煙草
気づいていたけど 気づかないふりをしていた
それが 幸せを守るためだと信じていた
普通を普通として生活するのは難しい
登場人物
姫・・・主人公 35歳 主婦
殿・・・姫の旦那 36歳 自営業
入口に向かって殿が手を振る。
机に向かってきたのは 私より十くらい年下の若い女性だった。
長い黒髪 黒のパンツスーツ 高いヒール。
殿の横に雑に座ると 鞄から煙草を取り出した。
「これ、この前わすれていったやつ」
その煙草を殿に渡した。
煙草は恋の媒
そんな言葉が頭をよぎり 煙草をじっとみた。
「あ。

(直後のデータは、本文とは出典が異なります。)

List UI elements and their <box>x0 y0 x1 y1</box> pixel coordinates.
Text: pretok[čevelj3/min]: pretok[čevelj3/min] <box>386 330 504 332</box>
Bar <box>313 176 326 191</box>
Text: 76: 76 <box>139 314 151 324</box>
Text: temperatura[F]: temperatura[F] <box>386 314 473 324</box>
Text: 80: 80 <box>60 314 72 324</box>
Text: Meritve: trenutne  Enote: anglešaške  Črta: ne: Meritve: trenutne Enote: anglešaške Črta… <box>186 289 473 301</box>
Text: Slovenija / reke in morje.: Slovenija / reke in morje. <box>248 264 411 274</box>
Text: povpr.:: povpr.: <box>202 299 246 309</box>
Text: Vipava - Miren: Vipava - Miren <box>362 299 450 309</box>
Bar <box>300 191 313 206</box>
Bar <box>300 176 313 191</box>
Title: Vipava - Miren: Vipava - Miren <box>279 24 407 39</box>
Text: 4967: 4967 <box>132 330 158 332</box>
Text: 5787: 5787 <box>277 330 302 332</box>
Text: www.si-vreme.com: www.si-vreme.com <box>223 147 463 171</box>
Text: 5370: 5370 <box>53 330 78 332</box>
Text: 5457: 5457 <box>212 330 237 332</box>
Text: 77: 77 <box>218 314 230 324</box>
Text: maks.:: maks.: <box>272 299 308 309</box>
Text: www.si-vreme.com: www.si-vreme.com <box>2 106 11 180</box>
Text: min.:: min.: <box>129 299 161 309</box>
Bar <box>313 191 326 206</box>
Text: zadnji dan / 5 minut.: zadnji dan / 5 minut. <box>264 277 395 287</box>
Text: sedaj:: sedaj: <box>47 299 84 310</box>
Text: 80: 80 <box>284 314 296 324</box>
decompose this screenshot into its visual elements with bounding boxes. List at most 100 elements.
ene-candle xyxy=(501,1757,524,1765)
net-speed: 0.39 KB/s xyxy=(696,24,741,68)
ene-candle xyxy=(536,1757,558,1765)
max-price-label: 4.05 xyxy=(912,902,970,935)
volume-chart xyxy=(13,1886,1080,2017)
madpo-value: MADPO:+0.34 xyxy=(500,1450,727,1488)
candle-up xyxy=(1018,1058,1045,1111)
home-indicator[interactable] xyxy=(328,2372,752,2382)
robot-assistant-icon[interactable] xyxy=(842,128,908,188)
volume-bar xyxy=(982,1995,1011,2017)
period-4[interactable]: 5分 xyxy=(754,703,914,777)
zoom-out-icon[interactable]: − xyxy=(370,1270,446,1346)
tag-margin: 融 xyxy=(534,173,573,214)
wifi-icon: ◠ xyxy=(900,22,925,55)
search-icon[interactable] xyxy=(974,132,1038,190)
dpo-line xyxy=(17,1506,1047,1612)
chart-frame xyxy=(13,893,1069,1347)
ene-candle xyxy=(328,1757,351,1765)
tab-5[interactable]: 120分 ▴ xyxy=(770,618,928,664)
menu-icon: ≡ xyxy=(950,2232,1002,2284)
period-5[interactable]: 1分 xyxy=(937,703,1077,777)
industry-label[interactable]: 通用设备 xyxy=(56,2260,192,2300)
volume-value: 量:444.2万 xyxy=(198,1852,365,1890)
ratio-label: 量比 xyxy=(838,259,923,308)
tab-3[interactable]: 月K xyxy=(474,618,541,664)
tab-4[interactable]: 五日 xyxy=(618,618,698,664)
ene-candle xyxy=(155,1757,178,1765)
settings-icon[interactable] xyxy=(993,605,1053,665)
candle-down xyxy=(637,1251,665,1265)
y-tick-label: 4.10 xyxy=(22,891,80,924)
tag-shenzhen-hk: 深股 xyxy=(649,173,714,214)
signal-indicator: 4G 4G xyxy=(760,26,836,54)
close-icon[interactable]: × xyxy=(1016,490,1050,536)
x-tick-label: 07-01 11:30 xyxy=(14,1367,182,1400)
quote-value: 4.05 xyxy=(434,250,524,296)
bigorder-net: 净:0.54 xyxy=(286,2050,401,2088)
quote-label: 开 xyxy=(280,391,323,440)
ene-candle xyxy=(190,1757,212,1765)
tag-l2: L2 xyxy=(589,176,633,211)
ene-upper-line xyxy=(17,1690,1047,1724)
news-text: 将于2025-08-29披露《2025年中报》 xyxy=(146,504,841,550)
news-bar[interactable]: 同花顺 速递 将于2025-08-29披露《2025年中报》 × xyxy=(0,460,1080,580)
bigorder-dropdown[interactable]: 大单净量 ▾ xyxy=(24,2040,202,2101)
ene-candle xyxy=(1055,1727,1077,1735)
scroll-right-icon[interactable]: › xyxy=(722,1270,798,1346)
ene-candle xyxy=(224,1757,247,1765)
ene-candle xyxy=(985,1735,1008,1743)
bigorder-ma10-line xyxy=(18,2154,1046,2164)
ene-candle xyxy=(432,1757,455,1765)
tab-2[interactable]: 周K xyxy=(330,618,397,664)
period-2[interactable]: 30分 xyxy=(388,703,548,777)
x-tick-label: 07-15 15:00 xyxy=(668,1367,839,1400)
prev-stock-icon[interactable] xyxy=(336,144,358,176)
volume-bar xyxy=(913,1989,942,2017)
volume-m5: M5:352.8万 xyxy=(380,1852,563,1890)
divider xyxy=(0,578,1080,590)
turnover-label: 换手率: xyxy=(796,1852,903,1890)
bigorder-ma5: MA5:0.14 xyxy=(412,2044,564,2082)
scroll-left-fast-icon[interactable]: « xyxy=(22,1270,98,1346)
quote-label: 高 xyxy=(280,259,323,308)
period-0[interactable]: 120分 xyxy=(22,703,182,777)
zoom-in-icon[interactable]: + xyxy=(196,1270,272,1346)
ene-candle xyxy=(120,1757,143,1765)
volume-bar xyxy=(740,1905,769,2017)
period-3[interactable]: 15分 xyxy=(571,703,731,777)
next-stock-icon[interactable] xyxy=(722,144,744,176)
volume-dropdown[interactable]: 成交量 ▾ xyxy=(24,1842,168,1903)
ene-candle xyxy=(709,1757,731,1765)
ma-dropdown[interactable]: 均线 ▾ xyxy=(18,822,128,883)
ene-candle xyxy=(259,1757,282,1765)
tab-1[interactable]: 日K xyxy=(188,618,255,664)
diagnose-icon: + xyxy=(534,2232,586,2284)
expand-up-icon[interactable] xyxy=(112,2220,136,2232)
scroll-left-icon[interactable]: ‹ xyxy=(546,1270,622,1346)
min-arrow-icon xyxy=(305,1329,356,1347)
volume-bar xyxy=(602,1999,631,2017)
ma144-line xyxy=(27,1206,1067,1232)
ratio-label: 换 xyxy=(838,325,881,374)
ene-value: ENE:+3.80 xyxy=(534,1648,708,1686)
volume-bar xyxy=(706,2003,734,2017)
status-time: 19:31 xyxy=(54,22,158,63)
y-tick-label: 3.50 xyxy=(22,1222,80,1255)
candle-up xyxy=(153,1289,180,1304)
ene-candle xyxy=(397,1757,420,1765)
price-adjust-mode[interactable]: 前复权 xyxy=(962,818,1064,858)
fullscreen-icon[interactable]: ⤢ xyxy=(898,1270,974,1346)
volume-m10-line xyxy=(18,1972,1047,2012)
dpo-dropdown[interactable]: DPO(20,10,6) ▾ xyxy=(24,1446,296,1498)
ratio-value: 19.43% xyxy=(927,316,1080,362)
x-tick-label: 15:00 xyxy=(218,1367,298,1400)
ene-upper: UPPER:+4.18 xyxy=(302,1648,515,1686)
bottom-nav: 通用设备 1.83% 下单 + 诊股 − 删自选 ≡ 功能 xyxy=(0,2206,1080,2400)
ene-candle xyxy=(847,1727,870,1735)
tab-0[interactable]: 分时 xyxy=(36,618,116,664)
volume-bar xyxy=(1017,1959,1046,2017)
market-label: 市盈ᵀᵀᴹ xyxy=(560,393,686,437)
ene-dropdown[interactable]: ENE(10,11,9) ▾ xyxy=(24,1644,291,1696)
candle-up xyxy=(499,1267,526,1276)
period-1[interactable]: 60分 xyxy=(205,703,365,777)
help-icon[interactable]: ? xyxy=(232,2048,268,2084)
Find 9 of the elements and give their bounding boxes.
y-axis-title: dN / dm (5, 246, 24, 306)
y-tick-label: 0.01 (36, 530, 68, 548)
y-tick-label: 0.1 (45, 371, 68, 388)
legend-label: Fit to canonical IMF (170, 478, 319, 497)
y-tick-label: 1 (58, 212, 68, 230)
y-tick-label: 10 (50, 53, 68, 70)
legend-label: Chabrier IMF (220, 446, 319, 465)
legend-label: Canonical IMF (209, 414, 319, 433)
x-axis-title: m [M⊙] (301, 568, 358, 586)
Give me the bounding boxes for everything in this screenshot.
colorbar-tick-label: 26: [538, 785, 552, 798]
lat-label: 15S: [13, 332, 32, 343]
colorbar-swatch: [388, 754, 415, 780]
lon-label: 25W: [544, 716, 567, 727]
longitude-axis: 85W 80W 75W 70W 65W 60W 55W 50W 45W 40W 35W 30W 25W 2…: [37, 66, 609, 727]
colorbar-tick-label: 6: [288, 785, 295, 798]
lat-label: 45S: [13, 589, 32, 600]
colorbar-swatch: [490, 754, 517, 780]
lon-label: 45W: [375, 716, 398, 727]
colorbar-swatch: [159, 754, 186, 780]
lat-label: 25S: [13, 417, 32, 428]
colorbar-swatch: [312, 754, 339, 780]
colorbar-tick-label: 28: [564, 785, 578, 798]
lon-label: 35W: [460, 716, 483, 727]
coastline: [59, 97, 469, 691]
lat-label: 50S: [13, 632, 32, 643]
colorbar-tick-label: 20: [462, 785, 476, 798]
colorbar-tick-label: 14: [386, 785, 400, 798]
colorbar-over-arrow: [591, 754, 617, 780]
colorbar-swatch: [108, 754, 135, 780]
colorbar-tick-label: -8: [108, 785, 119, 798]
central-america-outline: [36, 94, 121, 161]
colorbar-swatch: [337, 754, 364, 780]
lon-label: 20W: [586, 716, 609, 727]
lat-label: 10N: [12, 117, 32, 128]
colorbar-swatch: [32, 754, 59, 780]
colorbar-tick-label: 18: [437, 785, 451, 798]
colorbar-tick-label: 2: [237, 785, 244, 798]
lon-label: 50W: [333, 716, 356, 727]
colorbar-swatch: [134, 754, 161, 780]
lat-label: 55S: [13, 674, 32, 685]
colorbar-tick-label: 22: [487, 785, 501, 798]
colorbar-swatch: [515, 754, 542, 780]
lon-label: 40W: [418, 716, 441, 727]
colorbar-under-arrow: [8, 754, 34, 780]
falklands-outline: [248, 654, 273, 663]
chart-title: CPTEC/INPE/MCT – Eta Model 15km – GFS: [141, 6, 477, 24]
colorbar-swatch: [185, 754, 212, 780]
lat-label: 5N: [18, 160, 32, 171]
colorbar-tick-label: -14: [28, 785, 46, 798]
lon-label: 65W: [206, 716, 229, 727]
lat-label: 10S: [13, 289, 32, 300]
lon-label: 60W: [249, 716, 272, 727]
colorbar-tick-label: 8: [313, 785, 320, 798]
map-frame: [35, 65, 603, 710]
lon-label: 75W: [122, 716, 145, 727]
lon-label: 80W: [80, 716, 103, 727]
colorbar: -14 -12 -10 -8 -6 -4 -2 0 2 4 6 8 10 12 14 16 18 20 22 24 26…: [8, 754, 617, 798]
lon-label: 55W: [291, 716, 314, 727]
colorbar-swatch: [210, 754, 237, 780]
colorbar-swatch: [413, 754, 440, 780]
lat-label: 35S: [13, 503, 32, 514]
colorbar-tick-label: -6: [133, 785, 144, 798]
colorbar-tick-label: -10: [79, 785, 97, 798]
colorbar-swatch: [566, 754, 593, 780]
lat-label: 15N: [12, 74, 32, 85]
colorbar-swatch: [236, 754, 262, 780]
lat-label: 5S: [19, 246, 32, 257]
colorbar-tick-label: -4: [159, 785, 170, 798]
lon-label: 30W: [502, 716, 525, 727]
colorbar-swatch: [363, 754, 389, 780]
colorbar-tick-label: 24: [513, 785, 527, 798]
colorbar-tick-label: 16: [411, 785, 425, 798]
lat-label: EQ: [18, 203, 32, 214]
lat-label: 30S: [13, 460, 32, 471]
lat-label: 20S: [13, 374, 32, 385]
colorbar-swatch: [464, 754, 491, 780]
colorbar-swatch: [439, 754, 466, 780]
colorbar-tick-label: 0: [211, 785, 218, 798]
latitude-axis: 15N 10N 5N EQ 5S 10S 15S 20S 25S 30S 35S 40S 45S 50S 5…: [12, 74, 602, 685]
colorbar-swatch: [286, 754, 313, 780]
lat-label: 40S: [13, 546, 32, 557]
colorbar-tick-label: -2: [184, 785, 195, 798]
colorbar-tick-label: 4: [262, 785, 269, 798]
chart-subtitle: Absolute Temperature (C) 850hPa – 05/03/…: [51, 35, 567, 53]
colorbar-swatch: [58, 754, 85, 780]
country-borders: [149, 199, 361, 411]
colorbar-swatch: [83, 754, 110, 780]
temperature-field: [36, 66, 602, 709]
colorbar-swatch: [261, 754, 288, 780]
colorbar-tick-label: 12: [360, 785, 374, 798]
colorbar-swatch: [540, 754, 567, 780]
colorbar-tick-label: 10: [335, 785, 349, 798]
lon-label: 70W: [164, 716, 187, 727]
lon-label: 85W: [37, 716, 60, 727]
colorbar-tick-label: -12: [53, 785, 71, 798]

煙草 吸わないですか?」
「そうですね。家では吸ってないので・・・
挨拶が遅くなりました。
初めまして、妻の姫です。よろしくおねがいします」
ありきたりな挨拶をした。
その後は 殿と川村夏菜の掛け合いをただ茫然と眺めていた。
不思議となんの感情もなく ただ 目の前の光景を受け入れている自分がいた。
それぞれがコーヒーを飲み干すと 夏菜が
「これから用事があるから」
と席を立った。
「お忙しいのに、お時間とっていただきありがとうございました」
私は頭を下げて なるべく丁寧に挨拶した。
そして 店をでていく夏菜を見送った。